We'll be using a spreadsheet program. If you already have a spreadsheet program installed, like LibreOffice, Excel or OpenOffice, you can use whatever you already have. If you don't have a spreadsheet program, please download and install LibreOffice.



Notepad++ is a popular free code editor for Windows. Be aware that you must add its installation directory to your system path in order to launch it from the command line (or have other tools like Git launch it for you). The instructions to modify your path are available online here. Please ask your instructor to help you do this.

Git Bash

Install Git (version control) and a Bash shell for Windows from the msysGit project's homepage. This will provide you with Bash in the Git Bash program.
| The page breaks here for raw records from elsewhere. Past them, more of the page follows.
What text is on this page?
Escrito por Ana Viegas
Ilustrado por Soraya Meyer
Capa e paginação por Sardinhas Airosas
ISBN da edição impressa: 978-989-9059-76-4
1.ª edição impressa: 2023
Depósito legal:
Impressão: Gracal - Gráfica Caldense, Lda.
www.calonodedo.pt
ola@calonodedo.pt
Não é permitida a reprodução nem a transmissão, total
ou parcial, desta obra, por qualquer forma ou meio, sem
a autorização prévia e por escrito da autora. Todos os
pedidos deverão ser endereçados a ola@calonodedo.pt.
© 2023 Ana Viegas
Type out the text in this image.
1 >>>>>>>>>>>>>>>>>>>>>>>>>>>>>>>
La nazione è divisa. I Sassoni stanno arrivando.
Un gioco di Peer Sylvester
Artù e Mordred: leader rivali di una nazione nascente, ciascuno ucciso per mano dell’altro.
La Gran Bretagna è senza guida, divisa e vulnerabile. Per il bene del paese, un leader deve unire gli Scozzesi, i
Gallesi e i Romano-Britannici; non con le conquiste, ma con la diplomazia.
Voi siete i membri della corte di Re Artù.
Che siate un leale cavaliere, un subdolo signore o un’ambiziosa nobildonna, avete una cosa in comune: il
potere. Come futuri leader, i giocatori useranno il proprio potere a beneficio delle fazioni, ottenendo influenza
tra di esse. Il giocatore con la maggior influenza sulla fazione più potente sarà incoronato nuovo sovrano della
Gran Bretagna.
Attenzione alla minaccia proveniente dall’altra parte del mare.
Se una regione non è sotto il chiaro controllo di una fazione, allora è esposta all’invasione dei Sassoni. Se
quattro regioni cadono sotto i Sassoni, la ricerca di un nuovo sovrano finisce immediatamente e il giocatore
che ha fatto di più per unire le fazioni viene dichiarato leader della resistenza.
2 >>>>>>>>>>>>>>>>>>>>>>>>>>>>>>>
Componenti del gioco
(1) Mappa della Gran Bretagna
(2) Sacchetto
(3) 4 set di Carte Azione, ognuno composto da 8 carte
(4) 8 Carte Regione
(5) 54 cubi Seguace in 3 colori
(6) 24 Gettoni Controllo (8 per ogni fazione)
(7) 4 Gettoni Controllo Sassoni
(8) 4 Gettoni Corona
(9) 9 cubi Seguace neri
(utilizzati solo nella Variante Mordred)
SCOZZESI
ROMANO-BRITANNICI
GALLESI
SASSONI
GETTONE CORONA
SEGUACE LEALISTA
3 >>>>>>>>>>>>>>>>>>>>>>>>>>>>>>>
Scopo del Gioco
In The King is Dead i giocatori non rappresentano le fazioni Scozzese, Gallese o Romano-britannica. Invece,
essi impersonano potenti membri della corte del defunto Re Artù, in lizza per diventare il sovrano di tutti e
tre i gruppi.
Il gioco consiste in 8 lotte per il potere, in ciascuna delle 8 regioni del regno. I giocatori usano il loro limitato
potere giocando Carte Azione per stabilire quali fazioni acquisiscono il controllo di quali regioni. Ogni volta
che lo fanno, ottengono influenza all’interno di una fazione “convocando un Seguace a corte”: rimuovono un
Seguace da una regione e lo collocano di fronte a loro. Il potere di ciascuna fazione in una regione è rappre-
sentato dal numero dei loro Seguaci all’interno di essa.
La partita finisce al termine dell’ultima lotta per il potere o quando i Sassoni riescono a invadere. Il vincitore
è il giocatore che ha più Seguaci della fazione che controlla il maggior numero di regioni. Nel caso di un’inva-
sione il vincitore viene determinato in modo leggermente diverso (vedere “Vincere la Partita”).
Software Carpentry Installer

Other tools used in Data Carpentry have been packaged up by Software Carpentry in an installer. This installer requires an active internet connection.

  • Download the installer.
  • Double click on the file to run it.
  • A command window will open and then close again. The installer downloads and installs a couple of command line programs that we'll need for course.
  • If you saw it open and then close again, you're set!


Install R by downloading and running this .exe file from CRAN. Also, please install the RStudio IDE.


Install the Firefox SQLite browser plugin described below.

Mac OS X


The default shell in all versions of Mac OS X is bash, so no need to install anything. You access bash from the Terminal (found in /Applications/Utilities). You may want to keep Terminal in your dock for this workshop.


We recommend Text Wrangler or Sublime Text. Alternatively, you can use nano, which should be pre-installed.


Install R by downloading and running this .pkg file from CRAN. Also, please install the RStudio IDE.


sqlite3 comes pre-installed on Mac OS X. Also install the Firefox SQLite browser plugin described below.



The default shell is usually bash, but if your machine is set up differently you can run it by opening a terminal and typing bash. There is no need to install anything.


Kate is one option for Linux users. Alternatively, you can use nano, which should be pre-installed.


You can download the binary files for your distribution from CRAN. Or you can use your package manager, e.g. for Debian/Ubuntu run apt-get install r-base. Also, please install the RStudio IDE.


sqlite3 comes pre-installed on Linux. Also install the Firefox SQLite browser plugin described below.


Extras - everyone needs to install these

Firefox SQLite Plugin

Instead of using sqlite3 from the command line, you will use this plugin for Firefox instead. If you don't already have firefox, install it first. To install the sqlite plugin:

  • Start Firefox.
  • Go to the plugin homepage.
  • Click the "Add Now" button.
  • Click "Install Now" on the dialog that appears after the download completes.
  • Restart Firefox when prompted.
  • To check that it was installed correctly, select "SQLite Manager" from the "Tools" menu.